A 22-year-old female noted a low grade fever and swelling of the cervical lymph nodes in May 1997, and later developed a dry cough. She was diagnosed to have interstitial pneumonitis, and then administration of corticosteroids alleviated her symptoms. On February 6, 1998, however, a high fever recurred and her swollen cervical lymph node on the right side was biopsied on February 9, 1998. A histological examination revealed an increased number of histiocytes and karyorrhexis of the lymphocytes in the paracortical areas, and she was therefore diagnosed to have histiocytic necrotizing lymphadenitis. She could not fully elevate her arm on February 16, 1998. On admission, her cervical lymph node was swollen on the left side. A neurological examination revealed a marked weakness of the right deltoid muscle, moderate weakness of the right latissimus dorsi, triceps and brachioradialis muscles and also a mild weakness of the serratus anterior, supra- and infra-spinatus, and biceps brachii muscles. The muscle power of the other muscles were normal and no muscle atrophy was evident. Winging of the right scapula was observed. The deep tendon reflexes were normal in all four limbs, and her sensation was also normal. No cerebellar sign was found. The Jackson, Spurling, Allen, Morley and Adson tests were all negative. ESR was mildly elevated to 18 mm/hr, but CRP was negative. RF, ANA and anti-SS-A and SS-B antibodies were positive, whereas LE-test, direct and indirect Coombs tests and other autoantibodies were negative. Needle EMG disclosed fasciculation potentials in the right triceps muscle and polyphasic waves in the right deltoid muscle. MRI showed gadolinium-enhancement of the right brachial plexus. Although an abnormal accumulation of gallium was detected in the right parotid and bilateral submandibular glands, no sicca symptoms were found and the Schirmer test findings were normal. Oral prednisolone (50 mg/day with gradual tapering) alleviated both her symptoms and the gadolinium-enhancement of the right brachial plexus. As a result, her right upper limb paresis was thus considered to have been caused by right brachial plexus neuritis, which was probably associated with histocytic necrotizing lymphadentis. Although acute cerebellar ataxia and meningitis have previously been reported to be complicated with histiocytic necrotizing lymphadenitis, this is the first report to describe the complication of peripheral neuritis with this condition.

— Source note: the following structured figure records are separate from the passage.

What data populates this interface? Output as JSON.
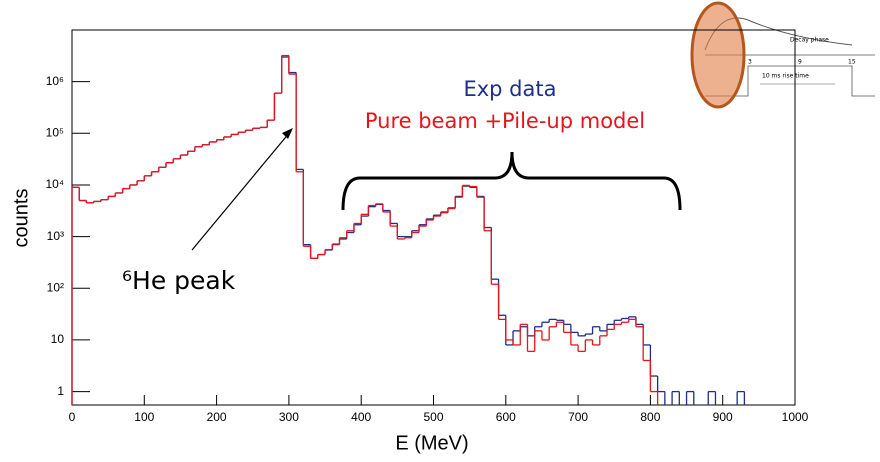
{
  "chart_data": {
    "type": "histogram",
    "xlabel": "E (MeV)",
    "ylabel": "counts",
    "yscale": "log",
    "xlim": [
      0,
      1000
    ],
    "ylim": [
      0.55,
      10000000
    ],
    "xticks": [
      0,
      100,
      200,
      300,
      400,
      500,
      600,
      700,
      800,
      900,
      1000
    ],
    "yticks": [
      1,
      10,
      {
        "value": 100,
        "label": "10²"
      },
      {
        "value": 1000,
        "label": "10³"
      },
      {
        "value": 10000,
        "label": "10⁴"
      },
      {
        "value": 100000,
        "label": "10⁵"
      },
      {
        "value": 1000000,
        "label": "10⁶"
      }
    ],
    "bins": [
      0,
      10,
      20,
      30,
      40,
      50,
      60,
      70,
      80,
      90,
      100,
      110,
      120,
      130,
      140,
      150,
      160,
      170,
      180,
      190,
      200,
      210,
      220,
      230,
      240,
      250,
      260,
      270,
      280,
      290,
      300,
      310,
      320,
      330,
      340,
      350,
      360,
      370,
      380,
      390,
      400,
      410,
      420,
      430,
      440,
      450,
      460,
      470,
      480,
      490,
      500,
      510,
      520,
      530,
      540,
      550,
      560,
      570,
      580,
      590,
      600,
      610,
      620,
      630,
      640,
      650,
      660,
      670,
      680,
      690,
      700,
      710,
      720,
      730,
      740,
      750,
      760,
      770,
      780,
      790,
      800,
      810,
      820,
      830,
      840,
      850,
      860,
      870,
      880,
      890,
      900,
      910,
      920,
      930,
      940,
      950,
      960,
      970,
      980,
      990,
      1000
    ],
    "series": [
      {
        "name": "Exp data",
        "color": "#1c2f8a",
        "values": [
          9000,
          5000,
          4500,
          4800,
          5200,
          6000,
          7000,
          8500,
          10000,
          12000,
          15000,
          18000,
          22000,
          27000,
          32000,
          38000,
          45000,
          55000,
          60000,
          68000,
          75000,
          85000,
          95000,
          105000,
          115000,
          125000,
          130000,
          180000,
          600000,
          3000000,
          1500000,
          20000,
          700,
          380,
          450,
          550,
          700,
          900,
          1200,
          1700,
          2500,
          3800,
          4200,
          3200,
          1800,
          1000,
          1000,
          1300,
          1700,
          2200,
          2600,
          3000,
          3600,
          6000,
          9500,
          9000,
          6000,
          1500,
          150,
          30,
          8,
          15,
          18,
          12,
          18,
          22,
          25,
          24,
          20,
          14,
          12,
          13,
          18,
          15,
          20,
          24,
          26,
          28,
          20,
          8,
          2,
          1,
          null,
          1,
          null,
          1,
          null,
          null,
          1,
          null,
          null,
          null,
          1,
          null,
          null,
          null,
          null,
          null,
          null,
          null
        ]
      },
      {
        "name": "Pure beam +Pile-up model",
        "color": "#e8141c",
        "values": [
          9000,
          5000,
          4500,
          4800,
          5200,
          6000,
          7000,
          8500,
          10000,
          12000,
          15000,
          18000,
          22000,
          27000,
          32000,
          38000,
          45000,
          55000,
          60000,
          68000,
          75000,
          85000,
          95000,
          105000,
          115000,
          125000,
          130000,
          180000,
          600000,
          3200000,
          1400000,
          18000,
          650,
          380,
          450,
          560,
          720,
          950,
          1300,
          1800,
          2700,
          4000,
          4300,
          3000,
          1600,
          900,
          950,
          1200,
          1600,
          2100,
          2500,
          2900,
          3500,
          5800,
          9800,
          9300,
          5800,
          1300,
          120,
          25,
          10,
          8,
          20,
          6,
          15,
          10,
          18,
          22,
          14,
          8,
          6,
          10,
          8,
          12,
          16,
          20,
          22,
          25,
          18,
          4,
          1,
          null,
          null,
          null,
          null,
          null,
          null,
          null,
          null,
          null,
          null,
          null,
          null,
          null,
          null,
          null,
          null,
          null,
          null,
          null
        ]
      }
    ],
    "annotation": "⁶He peak",
    "inset": {
      "phase": "Decay phase",
      "rise": "10 ms rise time",
      "ticks": [
        "3",
        "9",
        "15"
      ]
    }
  }
}
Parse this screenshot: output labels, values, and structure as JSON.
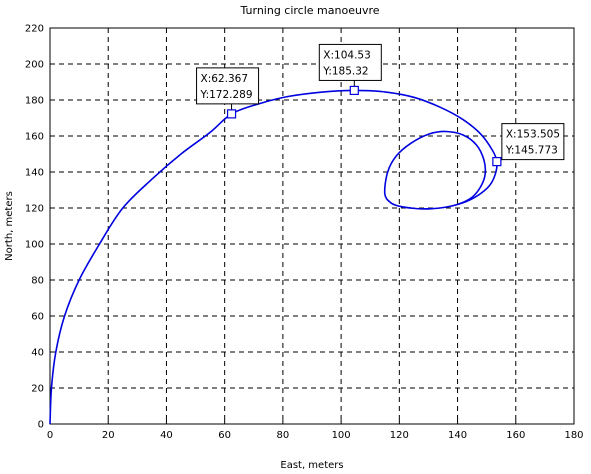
{
  "chart_data": {
    "type": "line",
    "title": "Turning circle manoeuvre",
    "xlabel": "East, meters",
    "ylabel": "North, meters",
    "xlim": [
      0,
      180
    ],
    "ylim": [
      0,
      220
    ],
    "xticks": [
      "0",
      "20",
      "40",
      "60",
      "80",
      "100",
      "120",
      "140",
      "160",
      "180"
    ],
    "yticks": [
      "0",
      "20",
      "40",
      "60",
      "80",
      "100",
      "120",
      "140",
      "160",
      "180",
      "200",
      "220"
    ],
    "grid": true,
    "series": [
      {
        "color": "#0000e0",
        "x": [
          0,
          0.5,
          2,
          5,
          10,
          17,
          25,
          35,
          45,
          55,
          62.367,
          72,
          82,
          94,
          104.53,
          115,
          125,
          134,
          142,
          148,
          152,
          153.505,
          153,
          151,
          147,
          142,
          136,
          130,
          125,
          120,
          117,
          115,
          116,
          119,
          124,
          130,
          136,
          142,
          146.5,
          149,
          149.5,
          148,
          145,
          140,
          134,
          128
        ],
        "y": [
          0,
          20,
          40,
          60,
          80,
          100,
          120,
          136,
          150,
          162,
          172.289,
          178,
          182,
          184.5,
          185.32,
          184.5,
          181.5,
          176,
          169,
          161,
          152,
          145.773,
          139,
          132.5,
          127,
          123,
          120.5,
          119.5,
          119.8,
          121,
          123,
          128,
          140,
          149,
          156,
          161,
          162.5,
          160.5,
          155,
          147,
          139,
          132,
          126,
          122,
          120,
          119.5
        ]
      }
    ],
    "datatips": [
      {
        "x_label": "X:62.367",
        "y_label": "Y:172.289",
        "x": 62.367,
        "y": 172.289
      },
      {
        "x_label": "X:104.53",
        "y_label": "Y:185.32",
        "x": 104.53,
        "y": 185.32
      },
      {
        "x_label": "X:153.505",
        "y_label": "Y:145.773",
        "x": 153.505,
        "y": 145.773
      }
    ]
  }
}
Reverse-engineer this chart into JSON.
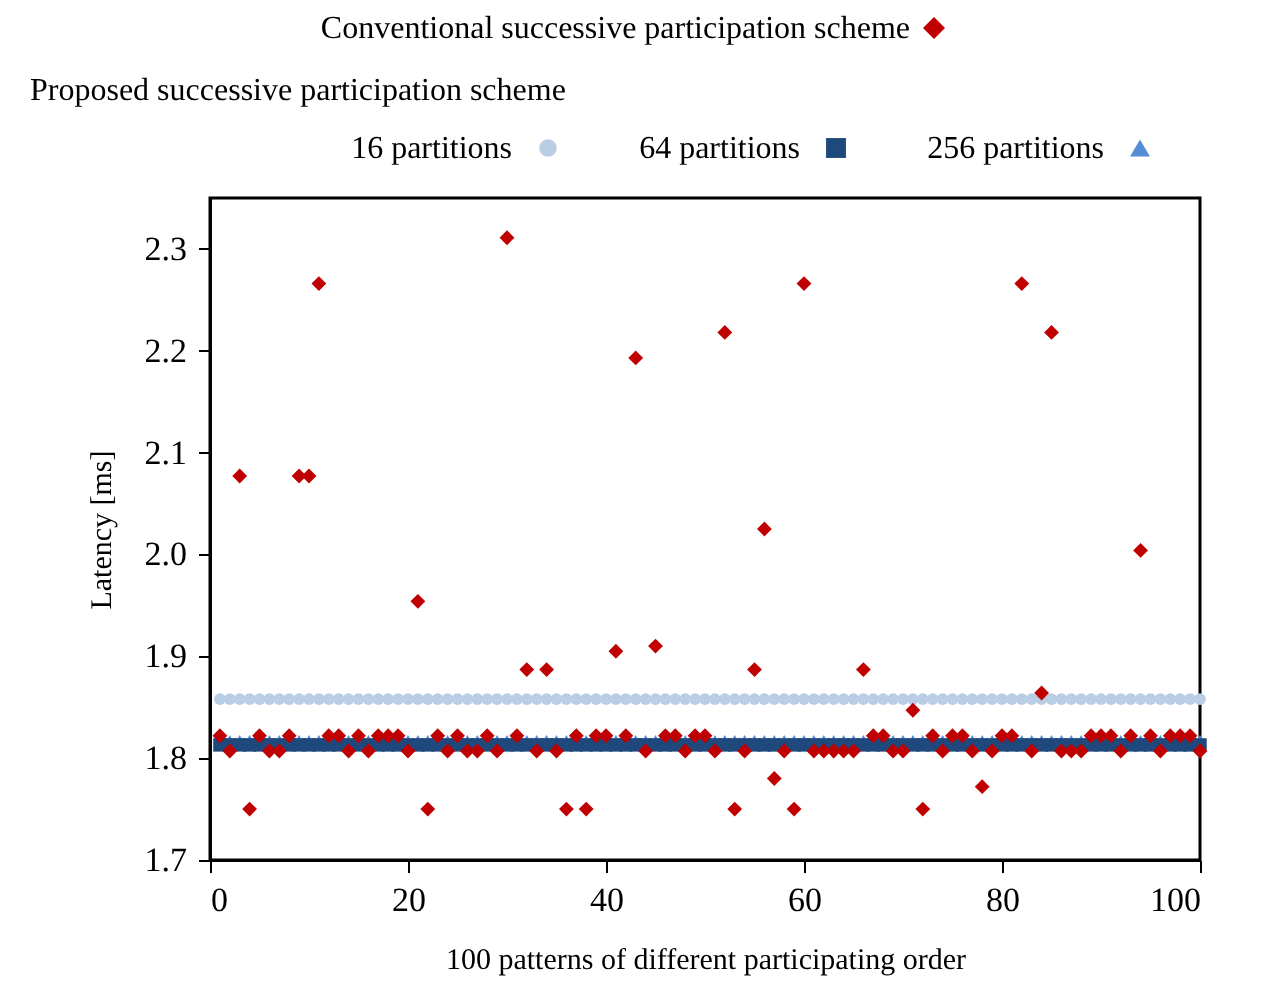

一名22岁女性于1997年5月出现低热及颈部淋巴结肿大,随后出现干咳。她被诊断为间质性肺炎,使用皮质类固醇治疗后症状缓解。然而,1998年2月6日,她再次高热,右侧肿大的颈部淋巴结于1998年2月9日进行了活检。组织学检查显示副皮质区组织细胞数量增加,淋巴细胞核溶解,因此她被诊断为组织细胞坏死性淋巴结炎。1998年2月16日,她无法完全抬起手臂。入院时,她左侧颈部淋巴结肿大。神经系统检查发现右侧三角肌明显无力,右侧背阔肌、三头肌和肱桡肌中度无力,前锯肌、冈上肌、冈下肌和肱二头肌轻度无力。其他肌肉力量正常,无明显肌肉萎缩。观察到右侧肩胛骨翼状畸形。四肢的深腱反射正常,感觉也正常。未发现小脑体征。杰克逊、斯珀林、艾伦、莫利和阿德森试验均为阴性。血沉轻度升高至18mm/h,但CRP为阴性。类风湿因子、抗核抗体及抗SS - A和SS - B抗体阳性,而狼疮细胞试验、直接和间接库姆斯试验及其他自身抗体阴性。针电极肌电图显示右侧三头肌有束颤电位,右侧三角肌有多相波。MRI显示右侧臂丛神经钆增强。尽管在右侧腮腺和双侧颌下腺检测到镓异常聚集,但未发现干燥症状,泪液分泌试验结果正常。口服泼尼松龙(50mg/天,逐渐减量)缓解了她的症状及右侧臂丛神经的钆增强。因此,她的右上肢轻瘫被认为是由右侧臂丛神经炎引起的,可能与组织细胞坏死性淋巴结炎有关。尽管先前曾报道急性小脑共济失调和脑膜炎是组织细胞坏死性淋巴结炎的并发症,但这是首次报道该疾病并发周围神经炎。